During an “orgy of self-worship” where a massive string of celebrity guests asked Colbert to answer questions about himself, comedian Jim Gaffigan entered the host’s chair and posed a query that Colbert himself has asked many times:
“What do you think happens when we die?”
Stephen Colbert, a professed Catholic, says he believes that when we die, "there is some continuance of some kind. But it’s like a dispersion of the self into some other greater being. And I don’t have any other feelings beyond that.”
Gaffigan, also a professed Catholic, quipped back, “What you’re saying is: we become Febreze.”
“Yes. Right,” Colbert replied with a smile. “That’s exactly right.”
The interaction quickly sparked a flurry of conversation on social media, with this author remarking that Colbert’s view of the afterlife “sounds more like the Gnostic concept of the Pleroma than the Catholic doctrine of Heaven.”
The “pleroma” is a Greek word that ancient Gnostics, like the followers of Valentinus, used to communicate the mythology that all physical matter is splintered off from a perfect divine being, and it will eventually return to that Godhead, or “Fullness,” and the corruption known as the physical world will cease to exist.
According to Valentinian teaching, human beings (personified as Sophia) were originally part of the divine collectivity or Fullness (pleroma). The world originates when human beings fall into a state of suffering and deficiency. Physical existence is explicitly identified with this fallen state. Similarly, the dissolution of the world and restoration to Fullness takes place through gnosis.
The Valentinian initiation ritual included prayers for the ascent to the eighth heaven in which the person declared their origin from the “Pre-existent One” and renounced the authority of the Craftsman (Demiurge) and the lower powers.
While some commentators agreed Colbert’s take sounds quite Gnostic, others said this belief sounds like Buddhism or Hinduism.
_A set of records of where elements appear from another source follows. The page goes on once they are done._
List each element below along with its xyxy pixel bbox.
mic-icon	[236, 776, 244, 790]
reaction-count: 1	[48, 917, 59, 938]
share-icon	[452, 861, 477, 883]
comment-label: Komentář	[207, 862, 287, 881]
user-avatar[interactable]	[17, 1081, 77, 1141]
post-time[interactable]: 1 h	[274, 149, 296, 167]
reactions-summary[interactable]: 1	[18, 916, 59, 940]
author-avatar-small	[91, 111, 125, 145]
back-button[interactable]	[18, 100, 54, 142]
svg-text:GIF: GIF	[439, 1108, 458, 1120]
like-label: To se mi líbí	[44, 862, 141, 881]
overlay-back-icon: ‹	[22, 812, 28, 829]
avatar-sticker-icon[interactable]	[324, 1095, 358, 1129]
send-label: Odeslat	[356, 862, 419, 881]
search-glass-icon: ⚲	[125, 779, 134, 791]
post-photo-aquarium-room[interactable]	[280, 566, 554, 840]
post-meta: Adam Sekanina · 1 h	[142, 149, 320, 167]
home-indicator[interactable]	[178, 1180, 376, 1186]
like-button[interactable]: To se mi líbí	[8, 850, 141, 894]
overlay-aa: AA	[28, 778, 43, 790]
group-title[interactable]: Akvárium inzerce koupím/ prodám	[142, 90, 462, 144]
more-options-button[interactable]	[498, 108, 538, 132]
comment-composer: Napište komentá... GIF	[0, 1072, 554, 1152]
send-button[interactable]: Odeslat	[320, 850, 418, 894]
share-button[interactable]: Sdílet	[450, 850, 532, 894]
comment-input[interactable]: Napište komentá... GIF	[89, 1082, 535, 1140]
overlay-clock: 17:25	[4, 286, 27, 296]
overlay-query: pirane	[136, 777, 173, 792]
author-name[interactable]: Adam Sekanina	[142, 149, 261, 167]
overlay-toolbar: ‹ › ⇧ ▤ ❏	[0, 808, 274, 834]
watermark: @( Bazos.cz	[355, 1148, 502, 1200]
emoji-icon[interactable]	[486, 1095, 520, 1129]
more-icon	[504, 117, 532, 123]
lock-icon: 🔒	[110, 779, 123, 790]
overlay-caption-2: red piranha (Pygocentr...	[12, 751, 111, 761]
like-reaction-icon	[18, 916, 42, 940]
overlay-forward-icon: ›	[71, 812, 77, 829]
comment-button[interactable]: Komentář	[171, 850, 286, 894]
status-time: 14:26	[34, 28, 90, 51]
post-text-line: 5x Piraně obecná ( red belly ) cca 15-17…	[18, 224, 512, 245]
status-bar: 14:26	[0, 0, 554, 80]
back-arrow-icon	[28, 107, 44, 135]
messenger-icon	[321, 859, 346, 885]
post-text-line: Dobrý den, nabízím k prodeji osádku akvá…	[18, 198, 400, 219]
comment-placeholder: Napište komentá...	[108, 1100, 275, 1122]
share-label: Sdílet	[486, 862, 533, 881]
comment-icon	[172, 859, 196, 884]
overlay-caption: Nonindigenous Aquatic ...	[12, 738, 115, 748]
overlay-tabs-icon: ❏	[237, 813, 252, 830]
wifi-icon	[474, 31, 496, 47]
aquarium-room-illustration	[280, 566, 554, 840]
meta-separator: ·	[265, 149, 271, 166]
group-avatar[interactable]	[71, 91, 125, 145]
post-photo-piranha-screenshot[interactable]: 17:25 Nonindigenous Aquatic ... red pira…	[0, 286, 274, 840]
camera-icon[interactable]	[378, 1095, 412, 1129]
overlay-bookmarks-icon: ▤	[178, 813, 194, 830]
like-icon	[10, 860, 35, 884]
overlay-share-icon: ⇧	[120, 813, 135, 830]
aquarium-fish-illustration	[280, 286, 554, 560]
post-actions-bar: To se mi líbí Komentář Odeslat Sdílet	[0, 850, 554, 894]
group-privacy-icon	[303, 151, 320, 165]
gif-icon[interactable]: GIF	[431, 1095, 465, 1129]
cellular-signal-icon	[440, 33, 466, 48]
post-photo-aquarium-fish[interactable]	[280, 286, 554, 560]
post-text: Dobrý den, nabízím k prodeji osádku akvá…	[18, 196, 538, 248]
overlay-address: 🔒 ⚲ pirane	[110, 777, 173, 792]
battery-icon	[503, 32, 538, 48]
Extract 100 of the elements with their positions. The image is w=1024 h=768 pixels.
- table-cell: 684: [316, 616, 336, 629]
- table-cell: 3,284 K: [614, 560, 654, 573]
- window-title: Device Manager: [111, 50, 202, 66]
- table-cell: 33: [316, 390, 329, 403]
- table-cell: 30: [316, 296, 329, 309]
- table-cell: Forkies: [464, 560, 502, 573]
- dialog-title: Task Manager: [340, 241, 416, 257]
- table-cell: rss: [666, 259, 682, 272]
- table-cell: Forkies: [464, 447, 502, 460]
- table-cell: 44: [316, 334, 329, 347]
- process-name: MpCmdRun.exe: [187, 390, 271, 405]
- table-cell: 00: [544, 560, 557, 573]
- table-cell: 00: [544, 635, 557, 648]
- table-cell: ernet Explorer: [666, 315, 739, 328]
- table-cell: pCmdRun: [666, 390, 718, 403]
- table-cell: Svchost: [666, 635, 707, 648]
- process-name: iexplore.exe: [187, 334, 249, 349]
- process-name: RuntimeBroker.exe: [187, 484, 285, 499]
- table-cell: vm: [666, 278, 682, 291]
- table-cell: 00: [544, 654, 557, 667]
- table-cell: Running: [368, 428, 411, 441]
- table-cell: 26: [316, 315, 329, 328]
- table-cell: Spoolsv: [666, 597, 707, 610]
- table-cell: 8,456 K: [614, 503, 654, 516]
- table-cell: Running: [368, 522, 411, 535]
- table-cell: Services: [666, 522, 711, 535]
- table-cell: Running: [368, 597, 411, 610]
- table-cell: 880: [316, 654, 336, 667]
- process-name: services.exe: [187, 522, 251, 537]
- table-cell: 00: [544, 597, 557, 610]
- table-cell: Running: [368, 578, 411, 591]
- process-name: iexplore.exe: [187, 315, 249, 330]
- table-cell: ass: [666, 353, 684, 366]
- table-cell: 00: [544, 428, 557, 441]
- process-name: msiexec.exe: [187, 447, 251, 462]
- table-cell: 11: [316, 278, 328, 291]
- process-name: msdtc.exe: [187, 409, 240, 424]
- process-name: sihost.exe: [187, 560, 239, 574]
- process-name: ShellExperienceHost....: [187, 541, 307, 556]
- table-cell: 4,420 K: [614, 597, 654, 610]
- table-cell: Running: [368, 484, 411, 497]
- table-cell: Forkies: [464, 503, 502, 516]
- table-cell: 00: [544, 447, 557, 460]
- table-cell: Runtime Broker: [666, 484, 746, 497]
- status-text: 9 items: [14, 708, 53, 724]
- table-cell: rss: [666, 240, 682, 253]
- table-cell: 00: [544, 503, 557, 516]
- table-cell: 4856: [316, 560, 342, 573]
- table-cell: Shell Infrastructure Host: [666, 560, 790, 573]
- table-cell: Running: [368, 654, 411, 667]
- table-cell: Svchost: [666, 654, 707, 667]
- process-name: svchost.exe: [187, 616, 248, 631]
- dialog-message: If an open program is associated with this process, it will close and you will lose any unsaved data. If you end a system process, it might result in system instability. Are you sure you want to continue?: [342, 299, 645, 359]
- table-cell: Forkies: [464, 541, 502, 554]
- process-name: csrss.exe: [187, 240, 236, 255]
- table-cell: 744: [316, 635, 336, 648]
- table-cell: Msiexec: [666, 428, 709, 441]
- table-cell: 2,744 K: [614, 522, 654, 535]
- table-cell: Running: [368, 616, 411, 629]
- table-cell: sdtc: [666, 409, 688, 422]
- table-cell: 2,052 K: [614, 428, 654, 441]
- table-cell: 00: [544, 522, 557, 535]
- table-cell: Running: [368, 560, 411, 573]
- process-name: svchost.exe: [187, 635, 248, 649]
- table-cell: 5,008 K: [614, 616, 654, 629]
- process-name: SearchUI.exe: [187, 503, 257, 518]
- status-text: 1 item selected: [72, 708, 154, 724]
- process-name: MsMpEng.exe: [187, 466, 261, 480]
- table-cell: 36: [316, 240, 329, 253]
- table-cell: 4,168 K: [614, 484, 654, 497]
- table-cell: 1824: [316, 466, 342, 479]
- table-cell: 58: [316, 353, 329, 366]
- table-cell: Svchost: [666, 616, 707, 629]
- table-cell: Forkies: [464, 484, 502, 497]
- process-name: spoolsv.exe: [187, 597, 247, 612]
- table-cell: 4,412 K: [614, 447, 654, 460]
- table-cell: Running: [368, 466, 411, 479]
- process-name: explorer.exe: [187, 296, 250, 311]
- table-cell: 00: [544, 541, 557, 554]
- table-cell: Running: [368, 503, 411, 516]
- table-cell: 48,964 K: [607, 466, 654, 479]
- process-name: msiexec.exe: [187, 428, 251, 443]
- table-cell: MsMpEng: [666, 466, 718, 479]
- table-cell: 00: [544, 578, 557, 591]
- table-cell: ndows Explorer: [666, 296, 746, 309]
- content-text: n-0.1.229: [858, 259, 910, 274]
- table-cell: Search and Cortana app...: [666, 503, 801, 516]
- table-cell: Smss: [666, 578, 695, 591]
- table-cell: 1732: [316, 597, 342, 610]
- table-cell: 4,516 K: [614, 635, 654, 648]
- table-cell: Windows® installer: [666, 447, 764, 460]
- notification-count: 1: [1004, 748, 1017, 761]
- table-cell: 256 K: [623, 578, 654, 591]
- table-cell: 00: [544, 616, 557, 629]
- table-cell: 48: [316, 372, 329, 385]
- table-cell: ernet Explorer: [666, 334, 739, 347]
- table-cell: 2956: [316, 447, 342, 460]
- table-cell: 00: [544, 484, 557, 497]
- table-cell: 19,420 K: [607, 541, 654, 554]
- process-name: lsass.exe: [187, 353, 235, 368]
One user remarked, “Stephen Colbert chooses the Childhood’s End Overmind ending to nobody’s surprise,” referring to the Arthur C. Clarke novel where aliens who resemble Medieval depictions of demons trigger the extinction of humankind through transhumanist experimentation.
One reply suggested Colbert may be referring to the “Omega Point” theory espoused by Pierre Tielhard de Chardin, who finds an acolyte in fellow Jesuit (and unwavering subversive) James Martin. He and Colbert have a long relationship, where the latter declared the former the “official chaplain” of his Comedy Central show The Colbert Report."